I was a single parent and couldn’t afford much, so I bought a duplex to live in and became a landlord to a sweet elderly couple who were so sad when I sold up. They were terrific tenants. I thought I was selling to a person who was going to live there , but she was actually into house-flipping and the house was purchased by a non-resident investor who raised the rent and lost the good tenants.
They were replaced by horrible renters. On one side the tenant set up a unofficial animal shelter in the basement which became … well, let’s just say sanitation wasn’t managed. On the other side of the duplex the tenants were rowdy and the neighbors had to call police in an otherwise very quiet picket fence sort of village. The tenants were also lazy about little things like letting the bathroom floor get sopping with each shower/bath to the point the old, lovely cast-iron tub crashed through the floor.
I don’t think the landlord/investor really suffered much because they didn’t care and everyone was evicted by the county because the house was condemned. Of course, I reckon they would have had good insurance, but who knows.
Back to the squatter issue… Here we have seen too many landlords driven to tears and bankruptcy because they rented to Mary, who let her friend Alice couch-surf. Mary moves out and tells Alice to make other plans. Alice then invites Ted to move in, and he brings a friend who needs a place to crash. Friend is a meth head, and soon the place is a known spot for parties, etc.
Meanwhile, the landlord is getting calls from neighbors and the city because of the piles of trash spilling across the front yard, bringing vermin and, Oh heck, it just goes on. Landlord begs for help from the authorities, but nope, not their issue, they just respond to complaints by saying clean it up or you’ll be fined. Rinse and repeat. This poor person is told to try eviction, but WHAT? No lease exists with Alice, Ted or any of the miscellaneous critters who pass through.
New York state is not the friend of the landlord at all. I guess it’s the pendulum swinging away from all the horrible slum-lord stuff that went on for so many years.
Sorry for the book, folks. I haven’t written in a long time and have lost the art of being concise and interesting.
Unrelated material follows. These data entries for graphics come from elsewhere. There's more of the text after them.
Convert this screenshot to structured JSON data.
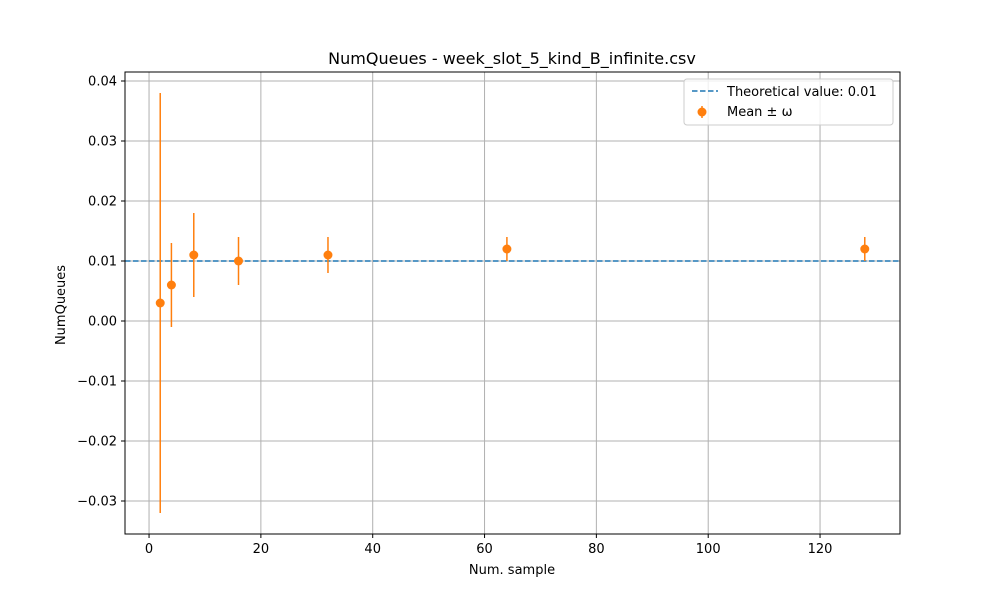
{
  "chart_data": {
    "type": "scatter",
    "title": "NumQueues - week_slot_5_kind_B_infinite.csv",
    "xlabel": "Num. sample",
    "ylabel": "NumQueues",
    "xlim": [
      -4.3,
      134.3
    ],
    "ylim": [
      -0.0355,
      0.0415
    ],
    "xticks": [
      0,
      20,
      40,
      60,
      80,
      100,
      120
    ],
    "xtick_labels": [
      "0",
      "20",
      "40",
      "60",
      "80",
      "100",
      "120"
    ],
    "yticks": [
      -0.03,
      -0.02,
      -0.01,
      0.0,
      0.01,
      0.02,
      0.03,
      0.04
    ],
    "ytick_labels": [
      "−0.03",
      "−0.02",
      "−0.01",
      "0.00",
      "0.01",
      "0.02",
      "0.03",
      "0.04"
    ],
    "grid": true,
    "legend_position": "top-right",
    "reference_line": {
      "name": "Theoretical value: 0.01",
      "y": 0.01,
      "style": "dashed",
      "color": "#1f77b4"
    },
    "series": [
      {
        "name": "Mean ± ω",
        "color": "#ff7f0e",
        "points": [
          {
            "x": 2,
            "y": 0.003,
            "err": 0.035
          },
          {
            "x": 4,
            "y": 0.006,
            "err": 0.007
          },
          {
            "x": 8,
            "y": 0.011,
            "err": 0.007
          },
          {
            "x": 16,
            "y": 0.01,
            "err": 0.004
          },
          {
            "x": 32,
            "y": 0.011,
            "err": 0.003
          },
          {
            "x": 64,
            "y": 0.012,
            "err": 0.002
          },
          {
            "x": 128,
            "y": 0.012,
            "err": 0.002
          }
        ]
      }
    ],
    "legend": {
      "line_label": "Theoretical value: 0.01",
      "marker_label": "Mean ± ω"
    }
  }
}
My family member had similar experiences renting to people who first presented as holy rollers, and then became the devil loading up one rental with pit bulls that she kept indoors, and tore up all the walls and woodwork. Her state was much easier than NY or San Francisco to evict a renter, and when she gave notice, he was out in 7 days. Of course he was several months behind on the rent, and paid her less and less each month.
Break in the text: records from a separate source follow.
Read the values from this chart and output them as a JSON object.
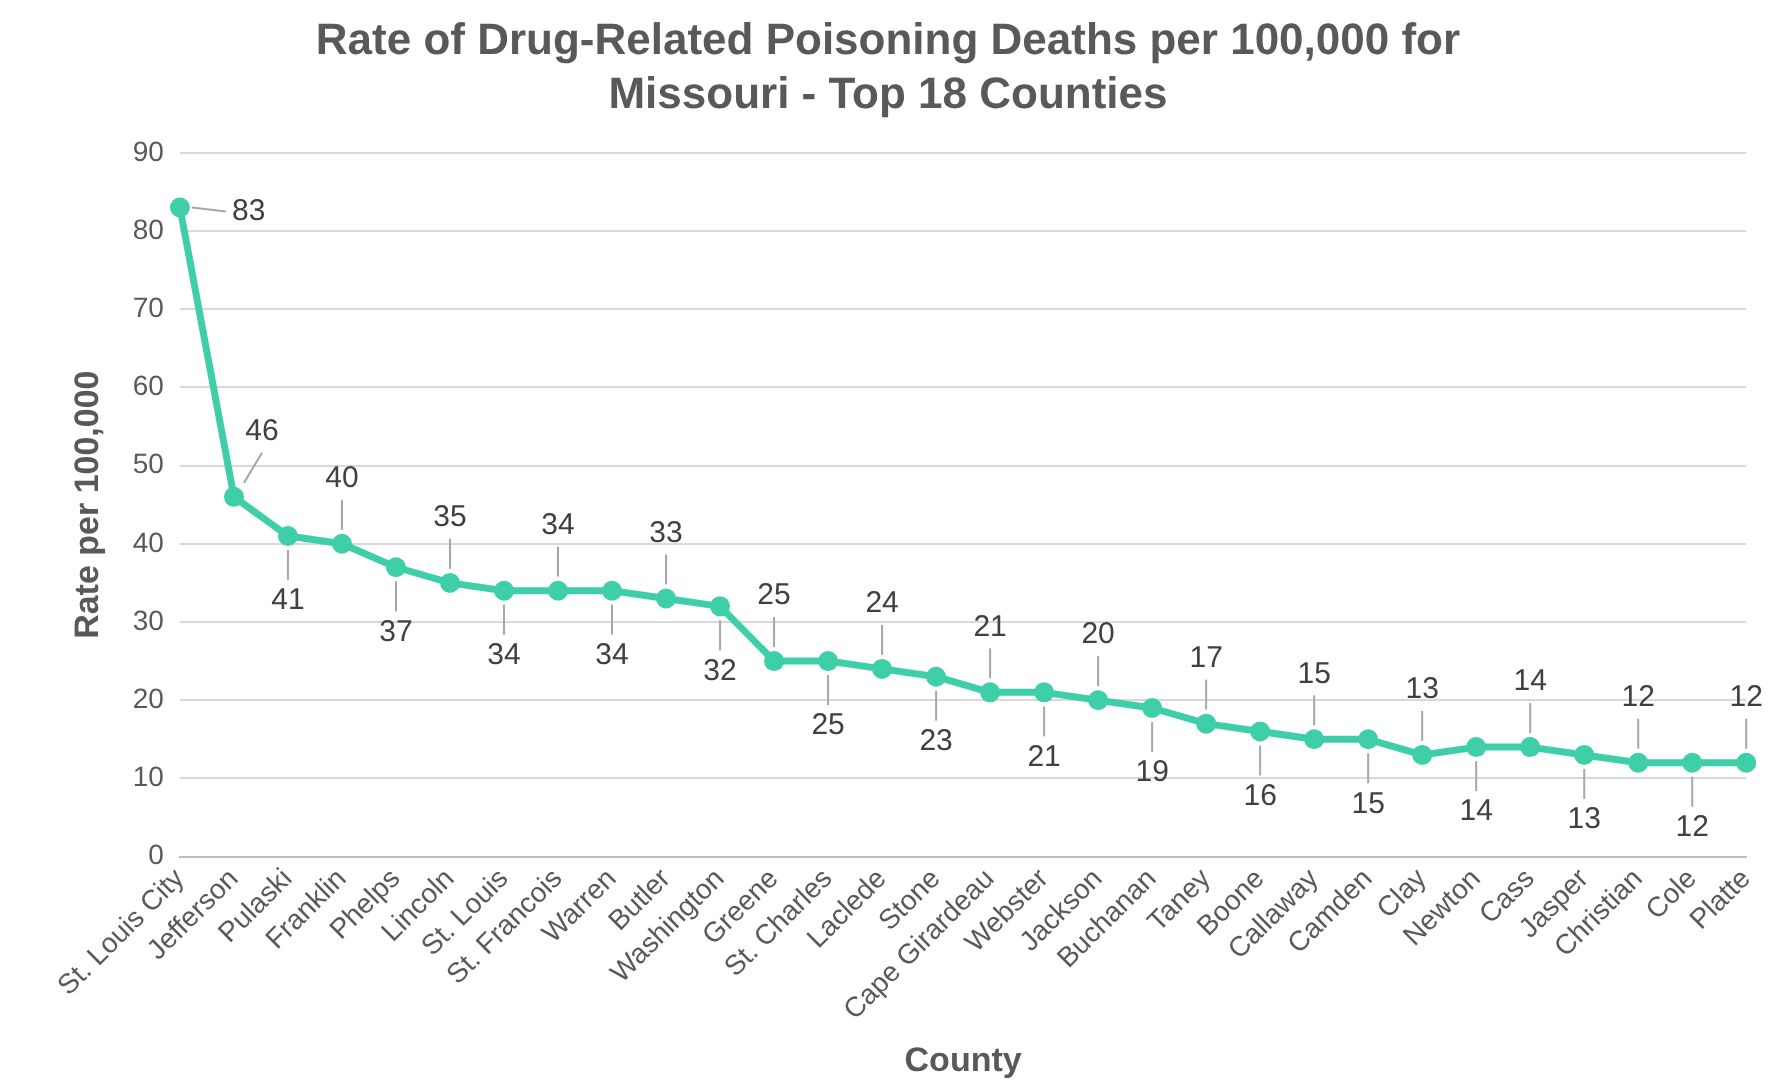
{
  "chart_data": {
    "type": "line",
    "title": "Rate of Drug-Related Poisoning Deaths per 100,000 for Missouri - Top 18 Counties",
    "xlabel": "County",
    "ylabel": "Rate per 100,000",
    "categories": [
      "St. Louis City",
      "Jefferson",
      "Pulaski",
      "Franklin",
      "Phelps",
      "Lincoln",
      "St. Louis",
      "St. Francois",
      "Warren",
      "Butler",
      "Washington",
      "Greene",
      "St. Charles",
      "Laclede",
      "Stone",
      "Cape Girardeau",
      "Webster",
      "Jackson",
      "Buchanan",
      "Taney",
      "Boone",
      "Callaway",
      "Camden",
      "Clay",
      "Newton",
      "Cass",
      "Jasper",
      "Christian",
      "Cole",
      "Platte"
    ],
    "series": [
      {
        "color": "#3ecfa9",
        "values": [
          83,
          46,
          41,
          40,
          37,
          35,
          34,
          34,
          34,
          33,
          32,
          25,
          25,
          24,
          23,
          21,
          21,
          20,
          19,
          17,
          16,
          15,
          15,
          13,
          14,
          14,
          13,
          12,
          12,
          12
        ]
      }
    ],
    "ylim": [
      0,
      90
    ],
    "yticks": [
      0,
      10,
      20,
      30,
      40,
      50,
      60,
      70,
      80,
      90
    ],
    "grid": "y",
    "legend": false,
    "marker": "circle",
    "line_style": "solid",
    "data_labels": true
  }
}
In one instance in Austin, a lawyer who had an allergic daughter wanted the desirable place in an upscale part of town, and his list of allergies included rugs, paint, household cleaners, fabric, etc, etc. I told her do not go there, as he will own your property!
In another instance, she allowed a couple to “camp out” on her property, while doing some painting for her. the woman tried to get her in a physical altercation, as in that state, you can move into the property if you can get the landlord into a legal battle, which would put the landlord in jail.
She was finally saved by an App on her phone, which for a fee, does an extensive background check, and after many years, she is finally in the black.
She even had one renter help fix the place up, while he was waiting for a house to be built.
Some people believe real estate is a better investment than the market, but the maintenance costs, and problems with rentals would level out any appreciation one has on the house, in my opinion. From 2011 to 2021, I made 16% average yearly on a stock mixture, and I did not have any hassle!